Construction d’un immense « distripark »
En plus de la mise en place de ce hub moderne et technologique, la BPA a également entrepris la construction d’un « distripark », véritable gigacomplexe d’installations, sur une superficie de 9,44 millions de mètres carrés. Cette zone de libre-échange assurera la logistique et proposera des services de stockage, de distribution et de reconditionnement de conteneurs. Elle devrait être achevée en 2020. « Notre objectif est d’accroître notre compétitivité et notre valeur ajoutée afin de devenir un hub logistique stratégique et incontournable pour le commerce en Asie du Nord-Est », explique Sunsim Kang.
La BPA participe également activement à la promotion de ses ports et de ses terminaux à l’échelle internationale.

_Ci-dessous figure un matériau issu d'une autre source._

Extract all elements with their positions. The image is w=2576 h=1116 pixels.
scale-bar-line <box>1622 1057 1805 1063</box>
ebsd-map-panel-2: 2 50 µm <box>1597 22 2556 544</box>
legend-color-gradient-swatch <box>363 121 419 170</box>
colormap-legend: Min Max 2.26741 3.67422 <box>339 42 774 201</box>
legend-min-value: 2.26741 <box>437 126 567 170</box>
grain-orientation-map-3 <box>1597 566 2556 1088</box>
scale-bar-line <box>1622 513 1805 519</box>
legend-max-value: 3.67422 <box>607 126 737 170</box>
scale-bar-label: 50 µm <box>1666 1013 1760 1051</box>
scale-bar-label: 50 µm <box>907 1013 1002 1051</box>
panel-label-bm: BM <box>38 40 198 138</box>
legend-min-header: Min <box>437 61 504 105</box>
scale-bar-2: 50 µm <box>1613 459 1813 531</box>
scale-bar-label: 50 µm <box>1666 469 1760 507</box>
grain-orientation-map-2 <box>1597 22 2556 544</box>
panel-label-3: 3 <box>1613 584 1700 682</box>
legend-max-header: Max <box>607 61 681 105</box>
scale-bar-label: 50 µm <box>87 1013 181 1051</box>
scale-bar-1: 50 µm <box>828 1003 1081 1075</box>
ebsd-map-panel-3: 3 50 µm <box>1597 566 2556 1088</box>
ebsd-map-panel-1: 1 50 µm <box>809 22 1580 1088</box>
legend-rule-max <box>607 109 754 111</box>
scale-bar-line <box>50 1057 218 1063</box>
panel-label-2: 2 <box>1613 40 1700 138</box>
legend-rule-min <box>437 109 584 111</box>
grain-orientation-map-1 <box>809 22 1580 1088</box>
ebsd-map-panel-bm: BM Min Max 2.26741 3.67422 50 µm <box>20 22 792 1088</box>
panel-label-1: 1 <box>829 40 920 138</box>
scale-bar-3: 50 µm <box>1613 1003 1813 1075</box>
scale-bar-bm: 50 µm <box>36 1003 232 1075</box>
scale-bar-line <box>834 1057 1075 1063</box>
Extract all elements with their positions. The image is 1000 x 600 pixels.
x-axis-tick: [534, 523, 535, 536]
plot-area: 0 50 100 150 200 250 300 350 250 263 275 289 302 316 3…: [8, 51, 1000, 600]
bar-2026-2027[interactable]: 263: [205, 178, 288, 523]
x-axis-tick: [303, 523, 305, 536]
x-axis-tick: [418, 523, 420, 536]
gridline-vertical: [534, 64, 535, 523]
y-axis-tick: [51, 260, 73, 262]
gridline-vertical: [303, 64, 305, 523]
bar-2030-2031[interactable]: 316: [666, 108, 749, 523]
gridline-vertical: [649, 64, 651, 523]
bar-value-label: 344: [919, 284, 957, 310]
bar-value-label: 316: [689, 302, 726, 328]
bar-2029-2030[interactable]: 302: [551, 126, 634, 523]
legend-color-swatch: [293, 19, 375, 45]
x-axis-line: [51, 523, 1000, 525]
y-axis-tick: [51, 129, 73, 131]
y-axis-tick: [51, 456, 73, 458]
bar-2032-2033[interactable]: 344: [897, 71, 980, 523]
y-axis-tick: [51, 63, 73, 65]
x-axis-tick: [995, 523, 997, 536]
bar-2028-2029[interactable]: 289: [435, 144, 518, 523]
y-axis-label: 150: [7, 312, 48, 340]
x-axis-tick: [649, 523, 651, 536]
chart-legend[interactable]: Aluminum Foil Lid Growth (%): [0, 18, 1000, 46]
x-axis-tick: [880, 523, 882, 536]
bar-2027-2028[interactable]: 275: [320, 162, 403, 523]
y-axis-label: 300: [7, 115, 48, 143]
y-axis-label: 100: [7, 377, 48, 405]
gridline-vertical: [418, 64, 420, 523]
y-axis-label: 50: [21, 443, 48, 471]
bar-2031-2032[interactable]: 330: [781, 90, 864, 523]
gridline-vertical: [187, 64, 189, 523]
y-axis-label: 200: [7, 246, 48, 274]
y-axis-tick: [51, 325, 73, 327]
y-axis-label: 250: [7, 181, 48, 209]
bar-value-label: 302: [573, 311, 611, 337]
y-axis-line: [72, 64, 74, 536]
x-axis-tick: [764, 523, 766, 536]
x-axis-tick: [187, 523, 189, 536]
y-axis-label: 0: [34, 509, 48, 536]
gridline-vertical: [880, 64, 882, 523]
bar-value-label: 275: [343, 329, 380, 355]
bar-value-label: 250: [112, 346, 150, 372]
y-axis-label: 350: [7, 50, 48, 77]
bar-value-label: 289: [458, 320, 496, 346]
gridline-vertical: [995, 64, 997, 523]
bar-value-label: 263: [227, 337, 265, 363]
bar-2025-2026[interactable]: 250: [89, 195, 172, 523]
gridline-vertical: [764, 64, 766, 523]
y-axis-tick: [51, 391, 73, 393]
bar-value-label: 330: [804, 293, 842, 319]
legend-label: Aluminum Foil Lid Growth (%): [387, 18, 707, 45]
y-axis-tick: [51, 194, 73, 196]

Par le biais d’une campagne marketing et commerciale efficace et pragmatique, la BPA a su développer sa compétitivité en attirant un volume croissant de cargos tout en maintenant une stabilité commerciale et financière. Ainsi le port de Busan associe-t-il de façon complexe des fonctions de desserte d’hinterland et de transbordement, avec la difficulté supplémentaire de se trouver implanté dans une grande métropole de 3,7 millions d’habitants. Avec le Busan New Port, la Corée du Sud fait le pari de répondre aux enjeux réticulaires en affirmant sa fonction de nœud maritime tout en favorisant le développement territorial.